Quando, stanco alfine di tanto sadismo bellico, si fermò fra le trincee nemiche, conquistate dal suo valore, i pochi superstiti, ansanti, spasimanti, ma vincitori, gli si piegarono davanti e lo acclamarono eroe.

***

Pochi giorni dopo, una cerimonia semplice ma solenne: un generale, fra la commozione di cento e cento suoi commilitoni, gli appendeva al petto una medaglia dei valorosi; ringraziandolo a nome della Patria, stringendogli la mano, baciandolo su di una guancia.
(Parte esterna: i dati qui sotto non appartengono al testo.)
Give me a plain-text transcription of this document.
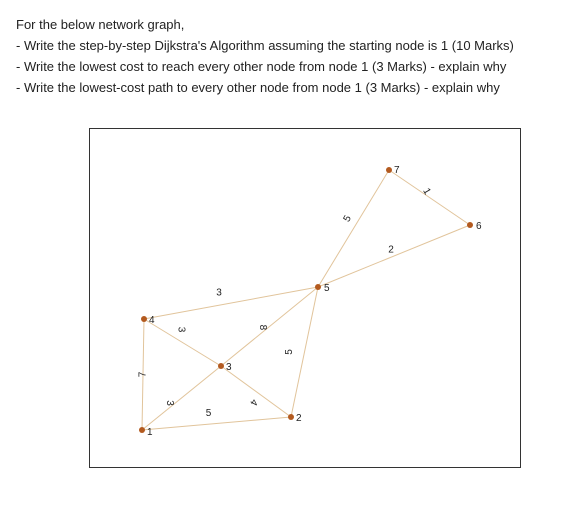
For the below network graph,
- Write the step-by-step Dijkstra's Algorithm assuming the starting node is 1 (10 Marks)
- Write the lowest cost to reach every other node from node 1 (3 Marks) - explain why
- Write the lowest-cost path to every other node from node 1 (3 Marks) - explain why
7
3
5
3
3
8
4
5
5
2
1
1
2
3
4
5
6
7
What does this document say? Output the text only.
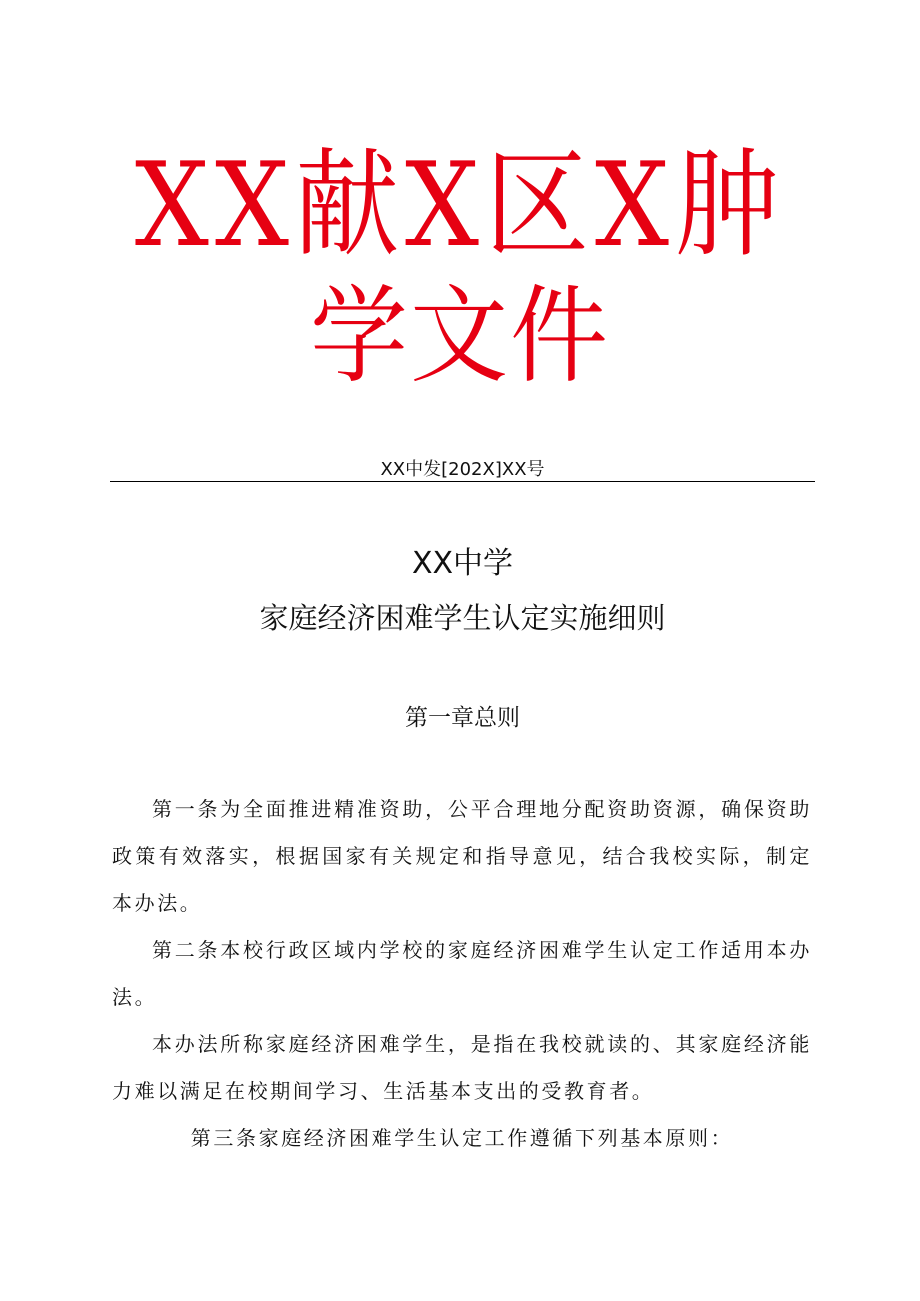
XX献X区X肿
学文件
XX中发[202X]XX号
XX中学
家庭经济困难学生认定实施细则
第一章总则

第一条为全面推进精准资助，公平合理地分配资助资源，确保资助政策有效落实，根据国家有关规定和指导意见，结合我校实际，制定本办法。

第二条本校行政区域内学校的家庭经济困难学生认定工作适用本办法。

本办法所称家庭经济困难学生，是指在我校就读的、其家庭经济能力难以满足在校期间学习、生活基本支出的受教育者。

第三条家庭经济困难学生认定工作遵循下列基本原则：
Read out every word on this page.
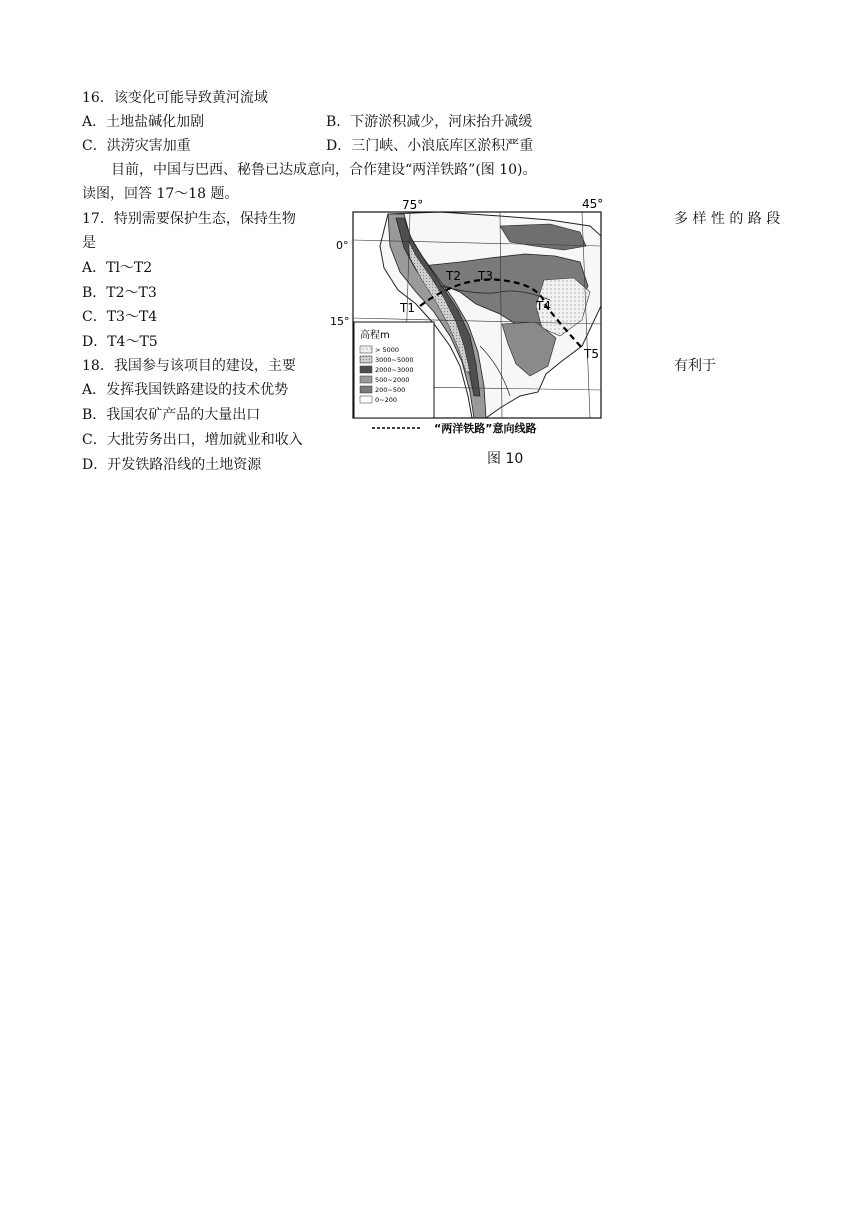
16．该变化可能导致黄河流域
A．土地盐碱化加剧	B．下游淤积减少，河床抬升减缓
C．洪涝灾害加重	D．三门峡、小浪底库区淤积严重
目前，中国与巴西、秘鲁已达成意向，合作建设“两洋铁路”(图 10)。
读图，回答 17～18 题。
17．特别需要保护生态，保持生物	多 样 性 的 路 段
是
A．Tl～T2
B．T2～T3
C．T3～T4
D．T4～T5
18．我国参与该项目的建设，主要	有利于
A．发挥我国铁路建设的技术优势
B．我国农矿产品的大量出口
C．大批劳务出口，增加就业和收入
D．开发铁路沿线的土地资源
75°	45°
0°
15°
T1
T2 T3
T4
T5
高程m
> 5000
3000~5000
2000~3000
500~2000
200~500
0~200
“两洋铁路”意向线路
图 10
Egli lasciò fare in silenzio, ma... Dio sa quanto faticò a trattenere un forte scroscio di risa... Quel generale che gli era lì di faccia che gli diceva tante belle cose... già, proprio... c’era poco da sbagliarsi: era quello di quella notte, quello della coltellata...

Gustavo Lastrucci

Gustavo Lastrucci (Cerreto Sannita, 4 agosto 1880, Napoli 12 novembre 1968), avvocato, ha diretto agli inizi del secolo la sede Cagliaritana del Banco di Napoli, occupandosi di credito agricolo e rivestendo inoltre la carica di console onorario del Portogallo in Cagliari. Autore precoce ed eclettico, pubblica diciottenne gli atti della conferenza sulla Poesia tenuta in Napoli al Circolo Filotecnico il 21 marzo 1897. Successivamente produce la raccolta di versi “Rosa mistica”, (Napoli 1901), collabora a quotidiani sardi con articoli e novelle, pubblica con lo pseudonimo Cecco D’Alma il dramma lirico “Mala Notte” su musiche di Salvatore Sassano, firma a proprio nome il saggio giuridico “Il divieto di esportazione dei formaggi e la produzione sarda” (Cagliari, 1911) e il volume “Indirizzario di Roma” (Roma, 1934). Il racconto “Quinto comandamento: non ammazzare”, è un inedito del 1913.